The infamous “Couldn’t fetch sitemap”

I was having this problem for some time. After submitting this site’s sitemap.xml to Google Search Console, I was getting a red warning that it could’t fetch the sitemap, because of some unspecified HTTP error. Not very helpful. Plus there wasn’t any sign in the server logs that it was attempting to fetch it.

Apparently this is a fairly common problem and there can be many causes for it:

  • A malformed sitemap.xml
  • robots.txt or X-Robots-Tag blocking access to crawlers
  • Connectivity problems, such as IPv6

I double checked that the sitemap was correct and it could be fetched by others. Bing Webmaster Tools had no problem accessing and parsing it either.

Some people advice to just wait it out and it will solve itself, but after waiting for a few weeks things hadn’t changed. The cause had to be something more obscure. A hint was in nginx error.log:

2021/09/11 15:15:33 [crit] 35499#35499: *136 SSL_do_handshake() failed (SSL: error:141CF06C:SSL routines:tls_parse_ctos_key_share:bad key share) while SSL handshaking, client: 123.123.123.123, server: 0.0.0.0:443

geoiplookup told me that the client’s IP resolved to a domain that belongs to Google.

After some more investigating using tshark and wireshark, I suspected that the cause might be some TLS cipher incompatibility. So, I tried changing this setting in nginx:

ssl_prefer_server_ciphers on;

which Let’s Encrypt sets to off. And it worked. It worked well enough to allow me to submit the sitemap. Although the initial response was that it still couldn’t fetch the file, I could see in the logs that it was getting it and next time I checked I saw the green success sign.

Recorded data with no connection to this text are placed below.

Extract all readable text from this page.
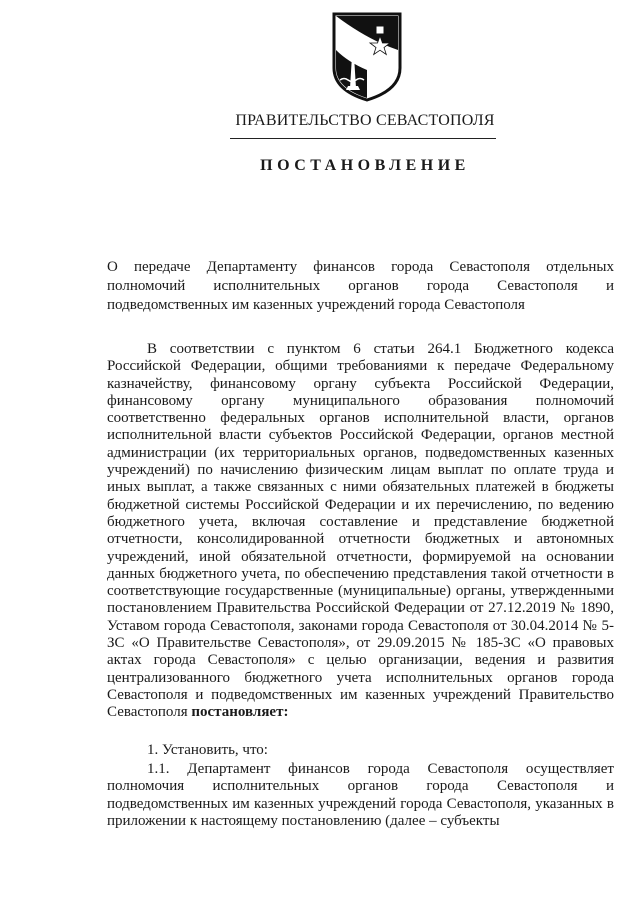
ПРАВИТЕЛЬСТВО СЕВАСТОПОЛЯ
ПОСТАНОВЛЕНИЕ
О передаче Департаменту финансов города Севастополя отдельных полномочий исполнительных органов города Севастополя и подведомственных им казенных учреждений города Севастополя

В соответствии с пунктом 6 статьи 264.1 Бюджетного кодекса Российской Федерации, общими требованиями к передаче Федеральному казначейству, финансовому органу субъекта Российской Федерации, финансовому органу муниципального образования полномочий соответственно федеральных органов исполнительной власти, органов исполнительной власти субъектов Российской Федерации, органов местной администрации (их территориальных органов, подведомственных казенных учреждений) по начислению физическим лицам выплат по оплате труда и иных выплат, а также связанных с ними обязательных платежей в бюджеты бюджетной системы Российской Федерации и их перечислению, по ведению бюджетного учета, включая составление и представление бюджетной отчетности, консолидированной отчетности бюджетных и автономных учреждений, иной обязательной отчетности, формируемой на основании данных бюджетного учета, по обеспечению представления такой отчетности в соответствующие государственные (муниципальные) органы, утвержденными постановлением Правительства Российской Федерации от 27.12.2019 № 1890, Уставом города Севастополя, законами города Севастополя от 30.04.2014 № 5-ЗС «О Правительстве Севастополя», от 29.09.2015 № 185-ЗС «О правовых актах города Севастополя» с целью организации, ведения и развития централизованного бюджетного учета исполнительных органов города Севастополя и подведомственных им казенных учреждений Правительство Севастополя постановляет:

1. Установить, что:

1.1. Департамент финансов города Севастополя осуществляет полномочия исполнительных органов города Севастополя и подведомственных им казенных учреждений города Севастополя, указанных в приложении к настоящему постановлению (далее – субъекты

However, this is more of a workaround. I still get such TLS error messages in the logs from Google’s domains, although the crawler works properly. I am convinced that it isn’t so much a problem in my configuration, since I had it with both vanilla Let’s Encrypt and Caddy’s automatic HTTPS configuration.

The real cause is probably that Googlebot, having to index the whole Internet, supports a large number of old and insecure ciphers. Some of them may be causing a problem in new configurations. I could possibly identify exactly which cipher causes the problem and disable it but I would rather have them take a look at this issue, which may be affecting others as well.

Redirecting a domain and Bing

Bing does things a bit differently. For example, it doesn’t distinguish between http:// and https:// domains and even more confusingly, it doesn’t distinguish between www and non-www domains. At least that’s my understanding. I wonder how it handles multiple subdomains.

It also seems to be getting confused by redirections of files that really belong to a single domain, such as robots.txt and sitemap.xml. If I understand correctly, Googlebot ignores such redirections (at least it does for robots.txt) while Bingbot follows them and…

I was trying to redirect this site from its old domain to its new domain. The first approach was to simply 301 redirect everything. Using Change Of Address in Google Search Console was sufficient to redirect the old pages to their new location and to add new content as well. Bing on the other hand, has removed its equivalent Site Move Tool. The old pages weren’t being reindexed to discover the redirections and new pages on the new domain were ignored.

After further investigation/hair pulling/trying various things, I came to the conclusion that this was caused by the redirection of sitemap.xml and robots.txt (which includes the URL of sitemap.xml). So I tried redirecting everything except for these files, which were served as they were in the old domain. Here’s an example for nginx:

# Redirect old domain: https://www.olddomain.com -> https://www.newdomain.com (canonical)
# except for robots.txt and sitemap.xml
server {
    server_name www.olddomain.com;

    access_log /var/log/nginx/olddomain.log;

    location / {
        return 301 https://www.newdomain.com$request_uri;
    }

    location /robots.txt {
        root /var/www/www.olddomain.com;
    }

    location /sitemap.xml {
        root /var/www/www.olddomain.com;
    }

    # ...
}

It gets more complicated because of http://, https://, non-www and www redirections, but I decided to redirect everything old to the old canonical and from there to the new canonical, with the exceptions that were mentioned.

So we have two versions of sitemap.xml, one served from the old domain with the old URLs and the new one. After reindexing some pages and waiting, it seems that it got unstuck. The old pages have been reindexed, Bingbot found the redirections and removed them and the new ones are slowly getting indexed as well. I will have to wait a bit more to be entirely sure because, apparently, Bingbot crawls slowly and selectively.